The small bit of extra you would spend to effectively insulate and air-seal the building envelope will pay itself back in operating costs in relatively short order.

The codes in this country should really require new builds to be much closer to (eventually at) a Passivhaus standard (perhaps Net Zero as a compromise).

 Wow I wish I could get these R values. I'm currently completely redoing a little cottage (1,000 sqft including walk out basement). Spending over $150,000 in reno's. We pulled out the old mouse infested pink fiberglass. We put an inch of rigid foam on the outside under the new siding. The exterior walls and roof line (conditioned attic loft) were true 2x4's, so we only would have gotten R 14 out of them with fiberglass.

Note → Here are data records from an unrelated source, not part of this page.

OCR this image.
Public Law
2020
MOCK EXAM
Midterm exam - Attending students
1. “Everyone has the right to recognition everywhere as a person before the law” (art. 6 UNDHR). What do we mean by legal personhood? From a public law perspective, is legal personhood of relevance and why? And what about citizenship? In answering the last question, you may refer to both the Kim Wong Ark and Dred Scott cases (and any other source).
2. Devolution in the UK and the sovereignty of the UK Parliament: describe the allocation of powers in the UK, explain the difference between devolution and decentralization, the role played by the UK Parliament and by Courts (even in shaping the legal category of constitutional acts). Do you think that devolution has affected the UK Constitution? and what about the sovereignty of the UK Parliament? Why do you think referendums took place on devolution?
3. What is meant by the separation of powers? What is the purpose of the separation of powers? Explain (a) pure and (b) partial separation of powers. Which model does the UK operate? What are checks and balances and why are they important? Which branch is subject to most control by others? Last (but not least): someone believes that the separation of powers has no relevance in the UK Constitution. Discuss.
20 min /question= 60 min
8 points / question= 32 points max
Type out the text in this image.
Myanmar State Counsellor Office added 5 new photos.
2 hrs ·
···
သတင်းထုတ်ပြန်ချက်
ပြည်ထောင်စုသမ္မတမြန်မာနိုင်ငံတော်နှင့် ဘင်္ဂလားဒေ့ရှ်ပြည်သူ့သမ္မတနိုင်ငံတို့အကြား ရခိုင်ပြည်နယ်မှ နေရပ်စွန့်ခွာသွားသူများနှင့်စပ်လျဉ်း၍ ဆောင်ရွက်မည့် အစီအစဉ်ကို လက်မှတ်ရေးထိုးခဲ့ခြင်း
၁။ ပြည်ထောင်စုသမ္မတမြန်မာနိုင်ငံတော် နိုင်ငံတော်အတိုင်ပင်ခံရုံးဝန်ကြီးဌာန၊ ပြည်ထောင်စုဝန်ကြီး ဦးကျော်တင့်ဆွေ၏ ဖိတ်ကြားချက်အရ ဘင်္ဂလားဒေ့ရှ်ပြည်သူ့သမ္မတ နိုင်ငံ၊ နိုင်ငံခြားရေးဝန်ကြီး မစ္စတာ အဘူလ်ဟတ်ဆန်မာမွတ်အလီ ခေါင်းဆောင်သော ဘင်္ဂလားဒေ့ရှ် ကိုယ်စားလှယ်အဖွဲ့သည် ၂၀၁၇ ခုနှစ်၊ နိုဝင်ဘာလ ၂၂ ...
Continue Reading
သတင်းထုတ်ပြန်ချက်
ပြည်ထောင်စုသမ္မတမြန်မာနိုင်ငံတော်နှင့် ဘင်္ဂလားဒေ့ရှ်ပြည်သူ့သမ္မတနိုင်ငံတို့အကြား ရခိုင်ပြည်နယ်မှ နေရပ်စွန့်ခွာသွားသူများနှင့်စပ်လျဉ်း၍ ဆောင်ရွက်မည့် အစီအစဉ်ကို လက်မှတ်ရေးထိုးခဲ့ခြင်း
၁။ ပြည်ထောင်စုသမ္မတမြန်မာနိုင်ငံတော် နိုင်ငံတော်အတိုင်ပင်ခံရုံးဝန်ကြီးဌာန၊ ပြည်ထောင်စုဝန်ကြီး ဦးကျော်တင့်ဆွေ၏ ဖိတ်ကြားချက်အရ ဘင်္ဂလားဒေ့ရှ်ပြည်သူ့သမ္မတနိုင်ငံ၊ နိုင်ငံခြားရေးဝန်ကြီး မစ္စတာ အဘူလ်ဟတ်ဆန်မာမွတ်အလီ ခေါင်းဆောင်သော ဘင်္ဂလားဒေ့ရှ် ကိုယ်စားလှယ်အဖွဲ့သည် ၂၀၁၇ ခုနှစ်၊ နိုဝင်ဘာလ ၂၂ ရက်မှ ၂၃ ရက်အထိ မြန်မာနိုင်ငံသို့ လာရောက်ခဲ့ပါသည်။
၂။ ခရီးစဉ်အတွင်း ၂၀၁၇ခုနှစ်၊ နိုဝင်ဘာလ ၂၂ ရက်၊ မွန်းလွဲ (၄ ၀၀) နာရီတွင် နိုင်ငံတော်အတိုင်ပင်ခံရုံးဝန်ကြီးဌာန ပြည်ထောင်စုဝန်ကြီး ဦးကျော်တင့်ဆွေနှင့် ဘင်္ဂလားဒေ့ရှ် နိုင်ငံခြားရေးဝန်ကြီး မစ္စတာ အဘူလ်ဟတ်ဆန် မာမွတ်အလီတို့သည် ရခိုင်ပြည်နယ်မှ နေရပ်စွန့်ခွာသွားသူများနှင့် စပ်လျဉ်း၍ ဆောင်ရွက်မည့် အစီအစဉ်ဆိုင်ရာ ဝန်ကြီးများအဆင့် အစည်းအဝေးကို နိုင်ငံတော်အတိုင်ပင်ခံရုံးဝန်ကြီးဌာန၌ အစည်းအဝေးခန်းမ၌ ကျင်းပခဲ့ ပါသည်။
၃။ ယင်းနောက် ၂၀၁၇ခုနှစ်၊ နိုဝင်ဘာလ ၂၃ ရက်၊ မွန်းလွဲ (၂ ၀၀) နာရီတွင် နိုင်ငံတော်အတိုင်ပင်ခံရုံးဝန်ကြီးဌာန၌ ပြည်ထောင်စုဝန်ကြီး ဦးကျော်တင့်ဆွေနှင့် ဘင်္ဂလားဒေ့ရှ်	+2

We strapped out the roof line with 2x2's but didn't want to strap the walls because we are so limited in space. We spray foamed everything. So we got about an R30 in the roof and about an R18 in the walls, plus the 1 inch of foam on the outside, so about and R23 in the walls. 

The only thing that makes be happy of this is that the closed cell spray foam is such a good vapour barrier and will really seal the house up well. Also had gas at the street so we're switching from baseboards to gas which will make a big difference. 

Still wish I could have gotten a higher R value in this property since we're keeping it as a rental.

Luc:

I used the same approach on a duplex a few years ago: 3.5" of spray foam on the interior and 1.5" of XPS rigid insulation on the exterior.   While it keeps the building very warm, I suspect I have shorted the life of the sheathing dramatically and may eventually have problems with mould in the wall assembly.

Closed cell directly on the underside of the roof deck or inside face of the exterior walls allows you to pack a lot of R-value into a 2x4 cavity (theoretically R22).  However, if you are using closed cell foam on the inside of your wall assembly, I would recommend using Roxul Comfortboard 80 (or an equivalent rock wool board from another vendor) rather rigid foam (XPS or polyiso) as you do not want a strong vapour retarder / barrier on both sides of the wall sheathing.

The other thing to keep in mind is the ratio of "inside" to "outside" R-value.  This ratio varies depending upon climate zone (I'll see if I can dig-up the table and link it in to this post), but in Canada - with the possible exception for parts of Vancouver Island and the lower delta in BC - the target ratio is 1/3 (interior) and 2/3 (exterior).  The objective is to keep the sheathing warm enough to ensure the condensation point always occurs to the exterior side.    If you were building from scratch, ideally all the insulation would be on the exterior of the wall assembly -;)

We are presently retrofitting a wooden, Italianate building (circa 1878 - 1880) and on this one, I am using rock wool in the wall cavities (R22 where I can strap the inner side of the exterior walls and R14 in the places where I cannot (a long narrow corridor, rooms with elaborate plaster crown moulding we wish to retain).  Once insulated, I'll use a variable vapour retarder (such as IntelliPlus or Membrain) on the internal side.  In a couple of years when we do the outside of the building, we'll apply 2" of rigid foam on all three faces and 2" of rock wool board on the fourth (it's a zero property line and non-combustable exterior insulation and cladding must be used).